En mars 1507, il prend en charge l'une de ses premières opérations : la conquête de Viana, une ville stratégique qui servait de frontière entre le Royaume de Navarre et le Royaume de Castille. César parvient à conquérir la ville, mais le château, aujourd'hui disparu, résiste à ses attaques. Ce sont les derniers murs qui ont résisté.
L'histoire raconte que le comte de Lerín a réussi à faire venir quelques cavaliers au milieu du siège.

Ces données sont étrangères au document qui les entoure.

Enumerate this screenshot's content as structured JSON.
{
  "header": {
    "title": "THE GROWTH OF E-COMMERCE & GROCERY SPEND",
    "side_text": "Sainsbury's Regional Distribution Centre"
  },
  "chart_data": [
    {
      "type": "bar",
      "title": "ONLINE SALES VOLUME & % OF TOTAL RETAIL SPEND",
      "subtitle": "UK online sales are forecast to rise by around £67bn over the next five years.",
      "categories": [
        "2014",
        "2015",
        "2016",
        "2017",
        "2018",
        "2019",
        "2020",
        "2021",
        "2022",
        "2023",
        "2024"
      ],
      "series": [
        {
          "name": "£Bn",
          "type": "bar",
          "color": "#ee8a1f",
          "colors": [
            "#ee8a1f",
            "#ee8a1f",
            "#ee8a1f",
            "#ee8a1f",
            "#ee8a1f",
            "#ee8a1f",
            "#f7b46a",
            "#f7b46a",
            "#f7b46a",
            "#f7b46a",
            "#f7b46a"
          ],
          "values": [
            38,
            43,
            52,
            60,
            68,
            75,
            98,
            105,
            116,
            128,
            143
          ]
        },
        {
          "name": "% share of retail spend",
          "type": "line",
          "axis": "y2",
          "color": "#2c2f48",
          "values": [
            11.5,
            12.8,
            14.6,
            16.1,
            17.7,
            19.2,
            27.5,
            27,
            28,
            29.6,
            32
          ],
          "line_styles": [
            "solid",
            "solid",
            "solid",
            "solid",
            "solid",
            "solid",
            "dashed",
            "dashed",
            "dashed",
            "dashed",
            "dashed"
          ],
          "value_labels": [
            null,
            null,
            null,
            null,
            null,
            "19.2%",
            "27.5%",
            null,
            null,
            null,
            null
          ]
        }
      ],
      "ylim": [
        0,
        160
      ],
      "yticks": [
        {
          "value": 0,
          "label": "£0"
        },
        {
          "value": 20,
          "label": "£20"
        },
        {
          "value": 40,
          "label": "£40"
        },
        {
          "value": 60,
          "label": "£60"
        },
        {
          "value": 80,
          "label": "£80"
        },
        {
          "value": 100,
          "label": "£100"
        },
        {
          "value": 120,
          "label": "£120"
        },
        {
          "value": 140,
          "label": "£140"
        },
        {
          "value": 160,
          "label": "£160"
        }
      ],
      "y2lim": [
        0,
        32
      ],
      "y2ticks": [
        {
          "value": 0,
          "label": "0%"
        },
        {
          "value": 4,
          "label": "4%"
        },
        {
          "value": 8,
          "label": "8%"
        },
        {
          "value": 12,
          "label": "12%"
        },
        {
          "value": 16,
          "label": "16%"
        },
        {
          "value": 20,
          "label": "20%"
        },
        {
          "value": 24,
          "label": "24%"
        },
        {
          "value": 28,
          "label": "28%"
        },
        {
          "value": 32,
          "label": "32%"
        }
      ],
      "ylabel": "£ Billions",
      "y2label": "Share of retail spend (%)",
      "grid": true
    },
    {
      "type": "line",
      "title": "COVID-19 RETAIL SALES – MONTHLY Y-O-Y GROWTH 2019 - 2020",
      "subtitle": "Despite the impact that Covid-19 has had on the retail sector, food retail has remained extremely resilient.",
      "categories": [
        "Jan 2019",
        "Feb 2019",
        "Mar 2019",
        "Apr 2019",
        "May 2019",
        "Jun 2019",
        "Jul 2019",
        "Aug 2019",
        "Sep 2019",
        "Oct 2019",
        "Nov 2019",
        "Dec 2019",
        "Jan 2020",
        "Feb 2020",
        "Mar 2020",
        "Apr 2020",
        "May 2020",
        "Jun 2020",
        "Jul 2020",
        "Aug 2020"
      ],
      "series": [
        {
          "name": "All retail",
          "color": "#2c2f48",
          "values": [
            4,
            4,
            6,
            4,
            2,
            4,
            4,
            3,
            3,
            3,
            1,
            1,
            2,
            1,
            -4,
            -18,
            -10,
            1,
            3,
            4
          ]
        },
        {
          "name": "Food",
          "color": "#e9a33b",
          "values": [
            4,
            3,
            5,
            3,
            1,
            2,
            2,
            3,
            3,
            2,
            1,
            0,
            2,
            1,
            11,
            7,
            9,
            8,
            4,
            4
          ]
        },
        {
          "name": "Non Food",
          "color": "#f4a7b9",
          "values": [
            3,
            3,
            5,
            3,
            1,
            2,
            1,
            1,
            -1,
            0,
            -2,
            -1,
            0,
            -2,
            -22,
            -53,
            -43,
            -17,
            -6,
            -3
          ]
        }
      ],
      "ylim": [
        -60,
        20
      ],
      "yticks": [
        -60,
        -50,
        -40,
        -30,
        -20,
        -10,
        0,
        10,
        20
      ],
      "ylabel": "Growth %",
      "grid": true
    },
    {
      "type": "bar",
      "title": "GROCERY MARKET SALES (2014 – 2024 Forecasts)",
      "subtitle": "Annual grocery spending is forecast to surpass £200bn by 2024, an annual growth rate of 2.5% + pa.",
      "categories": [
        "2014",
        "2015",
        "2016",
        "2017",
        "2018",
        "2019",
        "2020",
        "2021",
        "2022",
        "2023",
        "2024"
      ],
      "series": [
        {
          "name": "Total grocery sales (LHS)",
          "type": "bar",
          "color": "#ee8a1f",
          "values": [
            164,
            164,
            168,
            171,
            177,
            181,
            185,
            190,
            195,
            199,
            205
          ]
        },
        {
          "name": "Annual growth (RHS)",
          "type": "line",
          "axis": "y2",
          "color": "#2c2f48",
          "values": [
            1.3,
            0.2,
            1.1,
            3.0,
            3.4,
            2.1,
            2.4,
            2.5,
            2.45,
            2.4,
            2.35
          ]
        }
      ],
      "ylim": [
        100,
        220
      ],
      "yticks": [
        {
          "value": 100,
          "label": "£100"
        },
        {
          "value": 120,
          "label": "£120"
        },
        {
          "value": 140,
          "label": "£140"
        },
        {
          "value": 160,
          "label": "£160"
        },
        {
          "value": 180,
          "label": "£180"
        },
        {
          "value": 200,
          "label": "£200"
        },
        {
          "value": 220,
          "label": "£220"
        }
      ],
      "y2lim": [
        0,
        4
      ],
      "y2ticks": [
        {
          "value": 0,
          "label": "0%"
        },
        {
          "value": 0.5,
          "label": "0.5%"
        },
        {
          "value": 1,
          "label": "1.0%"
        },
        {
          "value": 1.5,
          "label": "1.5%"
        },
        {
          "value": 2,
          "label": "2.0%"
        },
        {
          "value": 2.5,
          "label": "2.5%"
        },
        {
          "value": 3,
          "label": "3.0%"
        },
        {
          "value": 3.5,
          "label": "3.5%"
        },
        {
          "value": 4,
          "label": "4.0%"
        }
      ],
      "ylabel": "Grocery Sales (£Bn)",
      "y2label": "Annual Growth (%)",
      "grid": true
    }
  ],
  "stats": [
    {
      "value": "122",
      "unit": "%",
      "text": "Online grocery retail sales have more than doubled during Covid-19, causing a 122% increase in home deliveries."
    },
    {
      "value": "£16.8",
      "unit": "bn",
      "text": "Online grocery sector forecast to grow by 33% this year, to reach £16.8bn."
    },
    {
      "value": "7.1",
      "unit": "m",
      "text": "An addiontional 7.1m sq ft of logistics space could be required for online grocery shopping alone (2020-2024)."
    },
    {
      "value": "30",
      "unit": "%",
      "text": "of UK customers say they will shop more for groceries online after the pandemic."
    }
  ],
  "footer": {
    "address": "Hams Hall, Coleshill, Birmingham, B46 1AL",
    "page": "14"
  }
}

Bien qu'ils aient réussi à fournir au château tout ce dont il avait besoin pour continuer à résister, ils ont été découverts par César Borgia lui-même lorsqu'ils ont achevé leur mission. Ignorant sa garde, sans doute dans la fureur et le désespoir, il est tombé dans le piège.
Il poursuivit ces cavaliers et les combattit sur la persécution. Il a même réussi à en tuer plusieurs, malgré son infériorité numérique. Mais cela a abouti à l'inévitable : César a fini par être tué par une lance. Il a été incapable de se remettre sur pied. Les soldats navarrais l'ont dépouillé de tout ce qu'il avait sur lui et l'ont laissé étendu sous un affleurement rocheux, se vidant de son sang et incapable de demander de l'aide. Il avait 31 ans quand il est mort, nu et couvert de boue.
"César Borgia, généralissime des armées navarraises et pontificales, est mort à Campos de Viana le XI mars MDVII ", lit-on sur l'épitaphe de la pierre tombale qui recouvre sa tombe. Il est situé au pied de l'église Santa Maria de la Asunción à Viana.